Не забывал Бенкендорф и о боевой подготовке войск: он даже создал школу для нижних чинов (что было тогда внове), хотя, как сам замечал, нажил себе этим множество врагов. Когда же выяснилось, что обер-вагенмейстер (начальник обоза) дивизии — бывший преподаватель Московского университета, Бенкендорф предложил ему «тряхнуть стариной» и организовал преподавание для офицеров и юнкеров, иронизируя при этом: «…Конечно, это не пансион Николя»69.

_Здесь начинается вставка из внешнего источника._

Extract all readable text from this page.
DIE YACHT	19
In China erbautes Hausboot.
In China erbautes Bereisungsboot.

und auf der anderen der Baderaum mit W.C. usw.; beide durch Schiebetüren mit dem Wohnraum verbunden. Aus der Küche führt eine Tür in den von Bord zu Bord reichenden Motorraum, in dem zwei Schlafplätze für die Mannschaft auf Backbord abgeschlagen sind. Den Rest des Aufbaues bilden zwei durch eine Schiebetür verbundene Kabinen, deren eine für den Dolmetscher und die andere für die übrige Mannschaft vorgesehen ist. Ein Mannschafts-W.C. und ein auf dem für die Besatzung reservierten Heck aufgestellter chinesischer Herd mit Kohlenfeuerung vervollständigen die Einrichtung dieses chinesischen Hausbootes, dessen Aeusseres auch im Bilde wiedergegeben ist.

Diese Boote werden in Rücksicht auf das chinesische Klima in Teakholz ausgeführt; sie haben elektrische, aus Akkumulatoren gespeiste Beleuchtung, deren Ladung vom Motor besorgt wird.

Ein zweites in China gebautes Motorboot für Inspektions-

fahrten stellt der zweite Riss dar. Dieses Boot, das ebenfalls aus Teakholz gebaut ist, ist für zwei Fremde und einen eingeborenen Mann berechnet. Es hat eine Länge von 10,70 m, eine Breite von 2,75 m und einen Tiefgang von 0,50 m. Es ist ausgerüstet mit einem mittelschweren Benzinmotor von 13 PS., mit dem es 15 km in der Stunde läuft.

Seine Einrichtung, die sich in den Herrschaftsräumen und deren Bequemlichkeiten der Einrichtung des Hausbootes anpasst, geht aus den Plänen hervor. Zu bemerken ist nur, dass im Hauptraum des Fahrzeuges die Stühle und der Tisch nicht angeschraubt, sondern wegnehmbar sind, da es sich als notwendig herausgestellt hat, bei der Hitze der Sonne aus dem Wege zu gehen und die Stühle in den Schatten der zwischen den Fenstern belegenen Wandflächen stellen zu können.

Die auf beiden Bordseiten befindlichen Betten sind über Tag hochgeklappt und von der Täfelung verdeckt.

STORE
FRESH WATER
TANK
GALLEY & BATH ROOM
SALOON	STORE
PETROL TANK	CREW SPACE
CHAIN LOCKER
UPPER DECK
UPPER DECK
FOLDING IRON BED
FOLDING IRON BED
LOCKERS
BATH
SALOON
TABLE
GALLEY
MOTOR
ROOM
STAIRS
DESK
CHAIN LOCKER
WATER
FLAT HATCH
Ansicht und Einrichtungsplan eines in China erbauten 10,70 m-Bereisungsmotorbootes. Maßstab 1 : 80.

Круг забот дивизионного командира оказался достаточно широк: от закупок фуража до проблем личной жизни подчинённых — в той мере, в которой они способствовали или мешали выполнению служебных обязанностей. Одно из его писем (предположительно к Аракчееву) основывается на наблюдениях заботливого командира и поднимает серьёзный вопрос «относительно пагубной лёгкости, каковою обставлено вступление в брак офицеров».
Бенкендорф докладывал:
«Эта лёгкость, влекущая за собою значительный вред, является достаточно важным обстоятельством для обращения на нее Высочайшего Его Величества внимания. Субалтерн-офицеры, не имеющие состояния, часто женятся, следуя исключительно минутному влечению, и тем являются причиною несчастия своих жён и детей, или делаются неспособными к службе офицерами, изыскивающими случаи для удовлетворения, предосудительным способом, нужд, сопряжённых с семейной жизнью; другие, в расцвете лет, покидают военную службу, чтобы определиться на более выгодную гражданскую службу, или переходят в гарнизоны, находя там, по крайней мере, спокойную и оседлую жизнь. Офицеры знатного происхождения, призванные впоследствии располагать более или менее значительным состоянием и являющиеся часто надеждой и поддержкой целой семьи, вступают в брак по увлечению, от скуки или по неразумию и привозят в отечество жён, составляющих предмет их собственного стыда и родительского отчаяния.